Retrieval supports module filtering: rag.retrieve("scaling rule", module="09") returns Module 09 chunks first. The agent uses this to stay loyal to this playbook's specific moves (e.g. the exact +20% / 48h rule from Module 09) rather than generic "scaling best practices" from training data.

To re-embed after editing the playbook:

python -m orchestrator.rag build

3 · The browser layer (the "click like a human" part)

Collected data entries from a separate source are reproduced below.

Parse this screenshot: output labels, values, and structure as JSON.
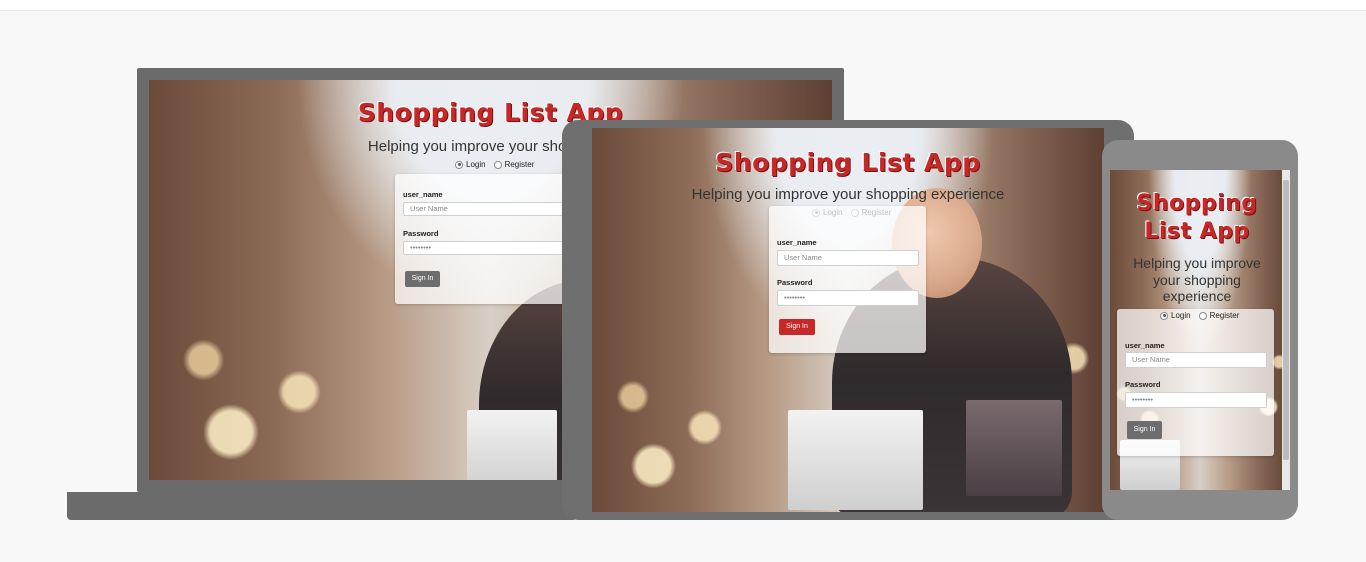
{
  "app": {
    "title": "Shopping List App",
    "title_line1": "Shopping",
    "title_line2": "List App",
    "subtitle": "Helping you improve your shopping experience",
    "subtitle_laptop_visible": "Helping you improve your shopping",
    "subtitle_phone_line1": "Helping you improve",
    "subtitle_phone_line2": "your shopping",
    "subtitle_phone_line3": "experience"
  },
  "auth_tabs": {
    "login": "Login",
    "register": "Register",
    "selected": "Login"
  },
  "form": {
    "username_label": "user_name",
    "username_placeholder": "User Name",
    "password_label": "Password",
    "password_value": "••••••••",
    "submit_label": "Sign In"
  },
  "colors": {
    "title_red": "#c62828",
    "signin_gray": "#6d6d6d",
    "signin_red": "#c62828",
    "device_frame": "#6b6b6b"
  },
  "devices": [
    "laptop",
    "tablet",
    "phone"
  ]
}
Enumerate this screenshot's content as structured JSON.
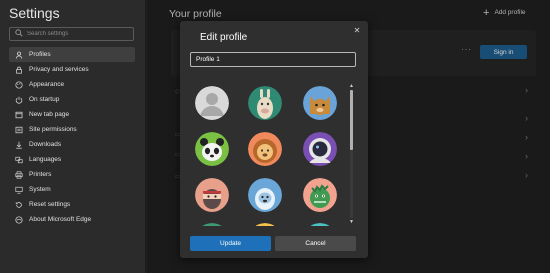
{
  "sidebar": {
    "title": "Settings",
    "search_placeholder": "Search settings",
    "items": [
      {
        "label": "Profiles",
        "icon": "person-icon",
        "active": true
      },
      {
        "label": "Privacy and services",
        "icon": "lock-icon"
      },
      {
        "label": "Appearance",
        "icon": "paint-icon"
      },
      {
        "label": "On startup",
        "icon": "power-icon"
      },
      {
        "label": "New tab page",
        "icon": "new-tab-icon"
      },
      {
        "label": "Site permissions",
        "icon": "site-permissions-icon"
      },
      {
        "label": "Downloads",
        "icon": "download-icon"
      },
      {
        "label": "Languages",
        "icon": "languages-icon"
      },
      {
        "label": "Printers",
        "icon": "printer-icon"
      },
      {
        "label": "System",
        "icon": "system-icon"
      },
      {
        "label": "Reset settings",
        "icon": "reset-icon"
      },
      {
        "label": "About Microsoft Edge",
        "icon": "edge-icon"
      }
    ]
  },
  "main": {
    "title": "Your profile",
    "add_profile_label": "Add profile",
    "more_label": "···",
    "sign_in_label": "Sign in"
  },
  "dialog": {
    "title": "Edit profile",
    "close_label": "✕",
    "profile_name_value": "Profile 1",
    "update_label": "Update",
    "cancel_label": "Cancel",
    "avatars": [
      "default-person",
      "llama",
      "cat",
      "panda",
      "lion",
      "astronaut",
      "ninja",
      "yeti",
      "dinosaur"
    ]
  },
  "colors": {
    "accent": "#1e70b8",
    "sidebar_bg": "#2b2b2b",
    "dialog_bg": "#2f2f2f"
  }
}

An abstract BrowserSession with two adapters behind it:

3a · PlaywrightHumanSession

browser/playwright_human.py + browser/humanize.py. Headed Chromium with a persistent profile directory. The interesting code lives in humanize.py:

Mouse paths — every click resolves the target's bounding box, picks an aim point with Gaussian spread around center, then moves there along a cubic Bezier with 3–5 control points. Per-step delay drawn from a log-normal distribution.
Overshoot — 1-in-6 clicks overshoot the target by 5–15 px and correct.
Hover dwell + click gap — 80–250 ms wait at target, 40–120 ms between mousedown and mouseup.
Typing — per-character Gaussian delay (μ=110 ms, σ=35 ms), occasional 300–900 ms thinking pauses at word boundaries, 1-in-40 chars typed wrong and corrected with backspace.
Scroll — wheel events in 60–160 px increments with 50–130 ms gaps, occasional back-scroll re-reads.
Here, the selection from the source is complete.